US gas consumption slips by 1% as power, industrial demand retreats

Natural gas consumption in the U.S. decreased by 1% during the week ended Oct. 16, owing to lower demand in the power and industrial sectors, according to data from the U.S. Energy Information Administration's "Natural Gas Weekly Update" released Oct. 17.

Gas use during the review week totaled 63.3 Bcf/d, down slightly from the 63.6 Bcf/d seen a week ago. Contributing to the decline was a drop in power sector demand, which was pegged at 30.0 Bcf/d during the week, down from the 32.3 Bcf/d seen in the week prior. Industrial demand was also lower with 20.6 Bcf/d reported during the week, compared to the 21.0 Bcf/d posted a week ago. Offsetting the falls was higher demand in the residential/commercial sector, which came in at 12.6 Bcf/d for the period, up from the 10.3 Bcf/d noted a week ago.

Total U.S. demand, which includes Mexico exports, pipeline fuel use or losses, and LNG pipeline receipts, saw no change and stood at 81.5 Bcf/d.

Citing shipping data compiled by Bloomberg, the EIA said 10 LNG vessels with a capacity of 35 Bcf left the U.S. between Oct. 10 and Oct. 16. A week ago, the EIA said that 11 vessels with a capacity of 41 Bcf left the country.

Of the ten vessels, seven came from Cheniere Energy Inc.'s Sabine Pass in Louisiana, two from Cheniere's Corpus Christi terminal in Texas, and one from the Cameron LNG LLC export terminal, which is also in Louisiana.

Kinder Morgan Inc.'s Elba Island LNG terminal project imported an LNG cargo on Oct. 13 that could potentially be used as "cool down" for commissioning of its liquefaction units, according to the EIA. Citing Bloomberg, the EIA said the cargo was imported from Trinidad and Tobago.

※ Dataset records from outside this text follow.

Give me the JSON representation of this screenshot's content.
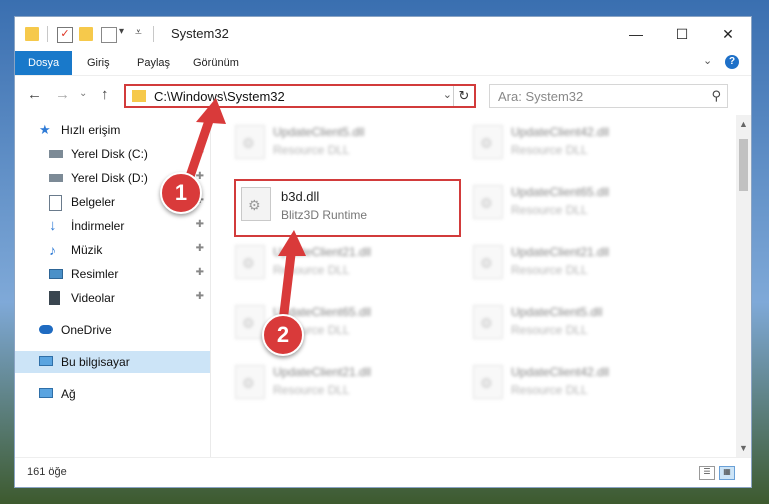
{
  "window": {
    "title": "System32",
    "controls": {
      "minimize": "—",
      "maximize": "☐",
      "close": "✕"
    }
  },
  "ribbon": {
    "tabs": [
      "Dosya",
      "Giriş",
      "Paylaş",
      "Görünüm"
    ],
    "expand": "⌄",
    "help": "?"
  },
  "nav": {
    "back": "←",
    "forward": "→",
    "up_history": "⌄",
    "up": "↑",
    "address": "C:\\Windows\\System32",
    "address_dropdown": "⌄",
    "refresh": "↻",
    "search_placeholder": "Ara: System32",
    "search_icon": "⚲"
  },
  "sidebar": {
    "items": [
      {
        "label": "Hızlı erişim",
        "icon": "star-icon",
        "pinned": false
      },
      {
        "label": "Yerel Disk (C:)",
        "icon": "drive-icon",
        "pinned": true
      },
      {
        "label": "Yerel Disk (D:)",
        "icon": "drive-icon",
        "pinned": true
      },
      {
        "label": "Belgeler",
        "icon": "documents-icon",
        "pinned": true
      },
      {
        "label": "İndirmeler",
        "icon": "download-icon",
        "pinned": true
      },
      {
        "label": "Müzik",
        "icon": "music-icon",
        "pinned": true
      },
      {
        "label": "Resimler",
        "icon": "pictures-icon",
        "pinned": true
      },
      {
        "label": "Videolar",
        "icon": "video-icon",
        "pinned": true
      },
      {
        "label": "OneDrive",
        "icon": "cloud-icon",
        "pinned": false
      },
      {
        "label": "Bu bilgisayar",
        "icon": "computer-icon",
        "pinned": false,
        "selected": true
      },
      {
        "label": "Ağ",
        "icon": "network-icon",
        "pinned": false
      }
    ],
    "pin_glyph": "📌"
  },
  "files": [
    {
      "name": "UpdateClient5.dll",
      "desc": "Resource DLL",
      "blurred": true
    },
    {
      "name": "UpdateClient42.dll",
      "desc": "Resource DLL",
      "blurred": true
    },
    {
      "name": "b3d.dll",
      "desc": "Blitz3D Runtime",
      "blurred": false
    },
    {
      "name": "UpdateClient65.dll",
      "desc": "Resource DLL",
      "blurred": true
    },
    {
      "name": "UpdateClient21.dll",
      "desc": "Resource DLL",
      "blurred": true
    },
    {
      "name": "UpdateClient21.dll",
      "desc": "Resource DLL",
      "blurred": true
    },
    {
      "name": "UpdateClient65.dll",
      "desc": "Resource DLL",
      "blurred": true
    },
    {
      "name": "UpdateClient5.dll",
      "desc": "Resource DLL",
      "blurred": true
    },
    {
      "name": "UpdateClient21.dll",
      "desc": "Resource DLL",
      "blurred": true
    },
    {
      "name": "UpdateClient42.dll",
      "desc": "Resource DLL",
      "blurred": true
    }
  ],
  "status": {
    "count": "161 öğe"
  },
  "annotations": {
    "step1": "1",
    "step2": "2",
    "color": "#d93a3a"
  }
}
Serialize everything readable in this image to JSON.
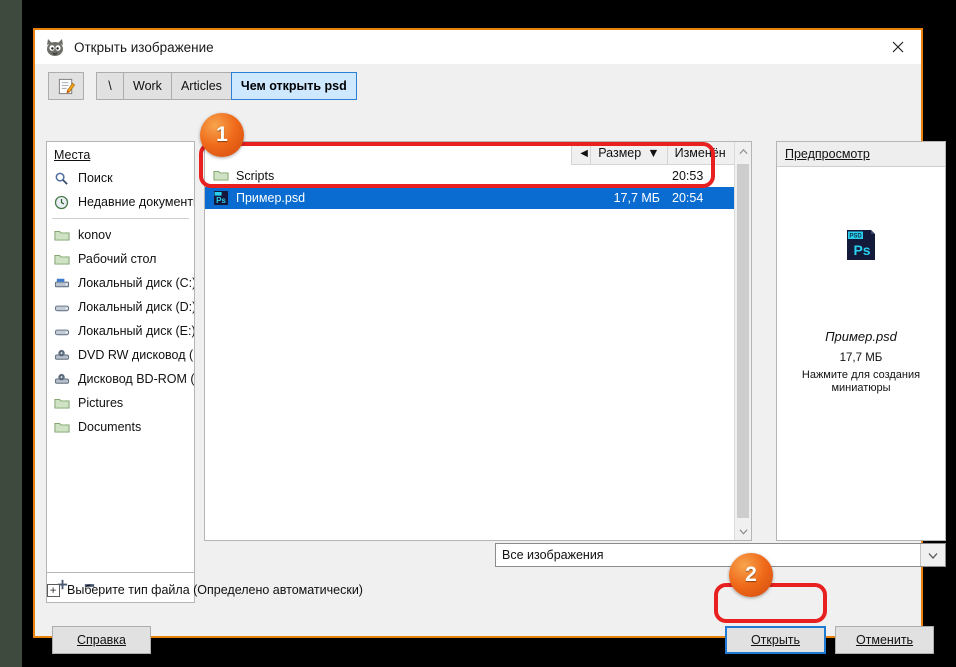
{
  "window": {
    "title": "Открыть изображение",
    "title_icon": "gimp-wilber-icon",
    "close_label": "✕"
  },
  "toolbar": {
    "edit_path_icon": "pencil-document-icon",
    "path_buttons": [
      {
        "label": "\\",
        "active": false
      },
      {
        "label": "Work",
        "active": false
      },
      {
        "label": "Articles",
        "active": false
      },
      {
        "label": "Чем открыть psd",
        "active": true
      }
    ]
  },
  "places": {
    "header": "Места",
    "items": [
      {
        "label": "Поиск",
        "icon": "search-icon"
      },
      {
        "label": "Недавние документы",
        "icon": "recent-clock-icon"
      },
      {
        "label": "konov",
        "icon": "folder-icon"
      },
      {
        "label": "Рабочий стол",
        "icon": "folder-icon"
      },
      {
        "label": "Локальный диск (C:)",
        "icon": "harddrive-system-icon"
      },
      {
        "label": "Локальный диск (D:)",
        "icon": "harddrive-icon"
      },
      {
        "label": "Локальный диск (E:)",
        "icon": "harddrive-icon"
      },
      {
        "label": "DVD RW дисковод (F:)",
        "icon": "optical-drive-icon"
      },
      {
        "label": "Дисковод BD-ROM (...",
        "icon": "optical-drive-icon"
      },
      {
        "label": "Pictures",
        "icon": "folder-icon"
      },
      {
        "label": "Documents",
        "icon": "folder-icon"
      }
    ],
    "add_icon": "plus-icon",
    "remove_icon": "minus-icon"
  },
  "filelist": {
    "columns": [
      {
        "label": "Размер",
        "sort_indicator": "▼"
      },
      {
        "label": "Изменён",
        "sort_indicator": "◄"
      }
    ],
    "left_arrow": "◄",
    "rows": [
      {
        "name": "Scripts",
        "icon": "folder-icon",
        "size": "",
        "date": "20:53",
        "selected": false,
        "clipped": true
      },
      {
        "name": "Пример.psd",
        "icon": "psd-file-icon",
        "size": "17,7 МБ",
        "date": "20:54",
        "selected": true,
        "clipped": false
      }
    ],
    "scrollbar": {
      "up": "⌃",
      "down": "⌄"
    }
  },
  "preview": {
    "header": "Предпросмотр",
    "file_icon": "psd-file-icon",
    "icon_badge_text": "PSD",
    "icon_app_text": "Ps",
    "filename": "Пример.psd",
    "filesize": "17,7 МБ",
    "hint": "Нажмите для создания миниатюры"
  },
  "filter": {
    "value": "Все изображения",
    "dropdown_icon": "chevron-down-icon"
  },
  "filetype_expander": {
    "expand_icon": "⊞",
    "label": "Выберите тип файла (Определено автоматически)"
  },
  "buttons": {
    "help": "Справка",
    "open": "Открыть",
    "cancel": "Отменить"
  },
  "annotations": {
    "badge_one": "1",
    "badge_two": "2",
    "highlight_color": "#e82020",
    "badge_color": "#ef6a1a"
  }
}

Total gas supply for the week ended Oct. 16 came in at 98.3 Bcf/d, increasing from the 97.9 Bcf/d noted a week ago. Marketed and dry gas production was pegged at 106.3 Bcf/d and 94.0 Bcf/d, respectively, each up from the 105.6 Bcf/d and 93.4 Bcf/d noted a week prior. On the other hand, average imports from Canada ticked lower with 4.2 Bcf/d, down from the 4.5 Bcf/d seen a week ago.

For the week ended Oct. 11, net injections into storage totaled 104 Bcf, up from the five-year average build of 81 Bcf and also above the 82 Bcf increase seen during the same week a year ago. Working gas stocks amounted to 3,519 Bcf for the period, up 14 Bcf from the five-year average and 494 Bcf higher than the corresponding week a year prior.